Thousands of years ago, all Humans lived by hunting and gathering rather than growing their own food.
Because of our hunter-gatherer evolution, we are programmed to use the least amount of energy to seek out the most calorie-dense foods possible.
Agriculture largely helped us change from a species who moved with animal migration patterns to groups of permanent settlements.
We began planting crops rather than foraging for what grew naturally, and raising animals instead of following and hunting them.
By the way, agriculture was the start of Human settlements, and created territorialism, social inequalities, slavery, and war.
With more and more people in the planet, many more of those people moved from farms into the bigger cities. Food had to be produced and processed on an exponentially larger scale.
Now more Humans are living in cities, the population is exploding, and people are working all of their day in a factory and do not have any time to get or prepare food.
So here we are. Technology has given us many incredible things, has opened up access to almost limitless amounts of information, and connected us together as Humans in some meaningful ways.
Technology has also further progressed our disconnection from our food and where it comes from.
Now, we can order any type of food, to be delivered anytime we want it. All the effort to grow, harvest, produce, package, and now even cook our food gets outsourced. We are reaping the bounty, without any of the work.
We eat foods from packages and bottles instead of from the Earth. We are consumers of calories instead of nutrients. our food system is more than happy to give you as many calories as you want.
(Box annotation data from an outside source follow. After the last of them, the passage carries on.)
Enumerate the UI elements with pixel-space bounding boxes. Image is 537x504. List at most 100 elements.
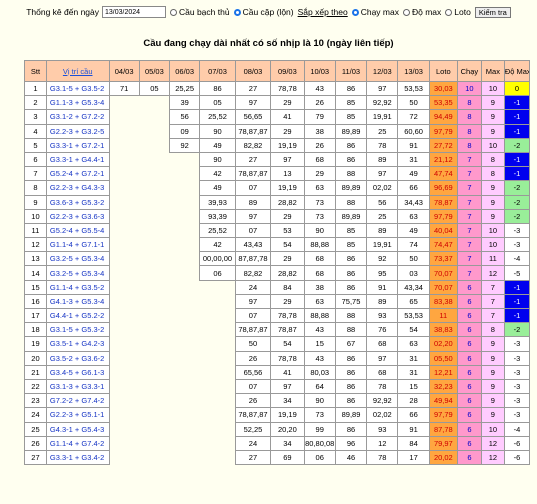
chay-value: 6: [456, 336, 482, 352]
do-max-value: -2: [503, 208, 531, 224]
position-link[interactable]: G2.2-3 + G3.6-3: [45, 208, 110, 224]
position-link[interactable]: G5.2-4 + G7.2-1: [45, 166, 110, 182]
position-link[interactable]: G3.1-2 + G7.2-2: [45, 109, 110, 125]
day-value: 38: [303, 123, 336, 139]
day-value: 19,19: [270, 407, 305, 423]
position-link[interactable]: G1.1-4 + G3.5-2: [45, 279, 110, 295]
position-link[interactable]: G1.1-4 + G7.1-1: [45, 237, 110, 253]
empty-cell: [139, 280, 170, 295]
position-link[interactable]: G3.2-5 + G5.3-4: [45, 265, 110, 281]
empty-cell: [139, 450, 170, 465]
position-link[interactable]: G3.5-1 + G4.2-3: [45, 336, 110, 352]
column-header-vi-tri[interactable]: Vị trí cầu: [45, 60, 110, 82]
position-link[interactable]: G3.4-5 + G6.1-3: [45, 364, 110, 380]
day-value: 29: [270, 251, 305, 267]
day-value: 66: [397, 180, 430, 196]
row-number: 13: [24, 251, 47, 267]
date-input[interactable]: [102, 6, 166, 18]
sort-label[interactable]: Sắp xếp theo: [297, 7, 348, 17]
position-link[interactable]: G3.5-2 + G3.6-2: [45, 350, 110, 366]
day-value: 71: [108, 80, 140, 97]
option-cap-lon[interactable]: Cầu cặp (lộn): [233, 7, 294, 17]
day-value: 07: [234, 180, 272, 196]
sort-chay-max[interactable]: Chạy max: [351, 7, 399, 17]
position-link[interactable]: G1.1-4 + G7.4-2: [45, 435, 110, 451]
position-link[interactable]: G4.4-1 + G5.2-2: [45, 307, 110, 324]
day-value: 24: [234, 435, 272, 451]
chay-value: 10: [456, 80, 482, 97]
chay-value: 6: [456, 322, 482, 338]
empty-cell: [109, 436, 140, 451]
day-value: 05: [199, 95, 236, 111]
row-number: 6: [24, 151, 47, 168]
position-link[interactable]: G3.3-1 + G7.2-1: [45, 137, 110, 153]
day-value: 68: [303, 265, 336, 281]
day-value: 89: [234, 194, 272, 210]
position-link[interactable]: G2.2-3 + G4.3-3: [45, 180, 110, 196]
day-value: 92: [168, 137, 201, 153]
day-value: 97: [234, 208, 272, 224]
sort-do-max[interactable]: Độ max: [402, 7, 442, 17]
radio-selected-icon[interactable]: [233, 8, 241, 16]
day-value: 31: [397, 364, 430, 380]
day-value: 82,82: [234, 265, 272, 281]
position-link[interactable]: G5.2-4 + G5.5-4: [45, 222, 110, 239]
date-label: Thống kê đến ngày: [26, 7, 99, 17]
position-link[interactable]: G3.3-1 + G4.4-1: [45, 151, 110, 168]
position-link[interactable]: G3.6-3 + G5.3-2: [45, 194, 110, 210]
loto-value: 97,79: [428, 123, 458, 139]
position-link[interactable]: G3.1-3 + G3.3-1: [45, 378, 110, 395]
position-link[interactable]: G2.2-3 + G5.1-1: [45, 407, 110, 423]
chay-value: 7: [456, 180, 482, 196]
position-link[interactable]: G4.1-3 + G5.3-4: [45, 293, 110, 310]
day-value: 07: [234, 378, 272, 395]
position-link[interactable]: G2.2-3 + G3.2-5: [45, 123, 110, 139]
radio-icon[interactable]: [402, 8, 410, 16]
day-value: 89,89: [334, 407, 368, 423]
chay-value: 7: [456, 251, 482, 267]
empty-cell: [199, 336, 236, 352]
sort-option-label: Độ max: [411, 7, 442, 17]
position-link[interactable]: G3.3-1 + G3.4-2: [45, 449, 110, 466]
table-row: 17 G4.4-1 + G5.2-2 07 78,78 88,88 88 93 53,53 11…: [24, 307, 531, 324]
empty-cell: [169, 195, 200, 210]
day-value: 89: [366, 293, 399, 310]
max-value: 7: [480, 307, 505, 324]
day-value: 78,87,87: [234, 123, 272, 139]
day-value: 02,02: [366, 180, 399, 196]
empty-cell: [199, 280, 236, 295]
empty-cell: [139, 251, 170, 266]
loto-value: 40,04: [428, 222, 458, 239]
day-value: 26: [234, 393, 272, 409]
day-value: 93,39: [199, 208, 236, 224]
empty-cell: [169, 336, 200, 352]
position-link[interactable]: G3.2-5 + G5.3-4: [45, 251, 110, 267]
check-button[interactable]: Kiểm tra: [474, 6, 511, 18]
radio-selected-icon[interactable]: [351, 8, 359, 16]
day-value: 85: [334, 237, 368, 253]
radio-icon[interactable]: [445, 8, 453, 16]
empty-cell: [169, 280, 200, 295]
position-link[interactable]: G4.3-1 + G5.4-3: [45, 421, 110, 437]
day-value: 92: [366, 251, 399, 267]
table-row: 24 G2.2-3 + G5.1-1 78,87,87 19,19 73 89,89 02,…: [24, 407, 531, 423]
day-value: 53,53: [397, 307, 430, 324]
loto-value: 70,07: [428, 265, 458, 281]
do-max-value: -1: [503, 95, 531, 111]
max-value: 12: [480, 449, 505, 466]
day-value: 27: [234, 80, 272, 97]
option-bach-thu[interactable]: Cầu bạch thủ: [170, 7, 230, 17]
day-value: 66: [397, 407, 430, 423]
empty-cell: [109, 294, 140, 309]
position-link[interactable]: G7.2-2 + G7.4-2: [45, 393, 110, 409]
sort-loto[interactable]: Loto: [445, 7, 471, 17]
position-link[interactable]: G1.1-3 + G5.3-4: [45, 95, 110, 111]
radio-icon[interactable]: [170, 8, 177, 16]
position-link[interactable]: G3.1-5 + G5.3-2: [45, 322, 110, 338]
table-row: 26 G1.1-4 + G7.4-2 24 34 80,80,08 96 12 84 79,97…: [24, 435, 531, 451]
day-value: 85: [334, 109, 368, 125]
day-value: 78,78: [270, 307, 305, 324]
empty-cell: [169, 365, 200, 380]
day-value: 00,00,00: [199, 251, 236, 267]
position-link[interactable]: G3.1-5 + G3.5-2: [45, 80, 110, 97]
Just sit right there, we will bring you whatever you want.
Sometimes you move through the city and feel in your bones how strange and new this all is.
The spectacle of modern civilization, just barely older than you are.
With all its cramped logic, its rules and gridlines and rigid justifications for why the world must be the way it is.
But there’s a part of you that thinks: you are not at home here. That still remembers Eden, and longs to return.
Ballagàrraidh.
The story of humanity is a move from the countryside to the big city. But it’s happened so fast our brains are still stuck in the hinterlands.
So now a part of you longs to leave your car idling in traffic, and flee into the wilderness. To live off the land, without tools or simulations, to experience nature in all its simplicity-raw, indifferent, and ferociously real. To feel the lushness and harshness of the wild, the clarity of eating and killing and growing stronger, the dumb luck of surviving the night.
But another part of you knows that Eden is a fantasy, and you’ll always be floating just above it, trailing clouds of civilization wherever you go. Even our ancient symbols of nature are deeply unnatural. The plants we eat are sterile, swollen, unrecognizable to the food chain. Our domesticated animals are caricatures of their wild ancestors. The family dog is just another piece of technology.
And you too are a domesticated animal, shrouded in synthetic fibers and synthetic thoughts. Even if you sleep in the woods with a stove and a backpack, everything from the buzzing in your ears to the howling in the distance will be trying to telling you, you are not at home here.
We need to believe in the fall from Eden. But all along, we were the ones who cast out the World. Who stripped it naked, taught it good and evil, and barricaded ourselves in a walled garden.
We banished most of the World in order to get by. We couldn’t handle the true state of nature-the overwhelming chaos – without first dividing it up in little boxes, in little frames, in little gardens.
Maybe we were wrong from the start.
In the beginning, there was everything.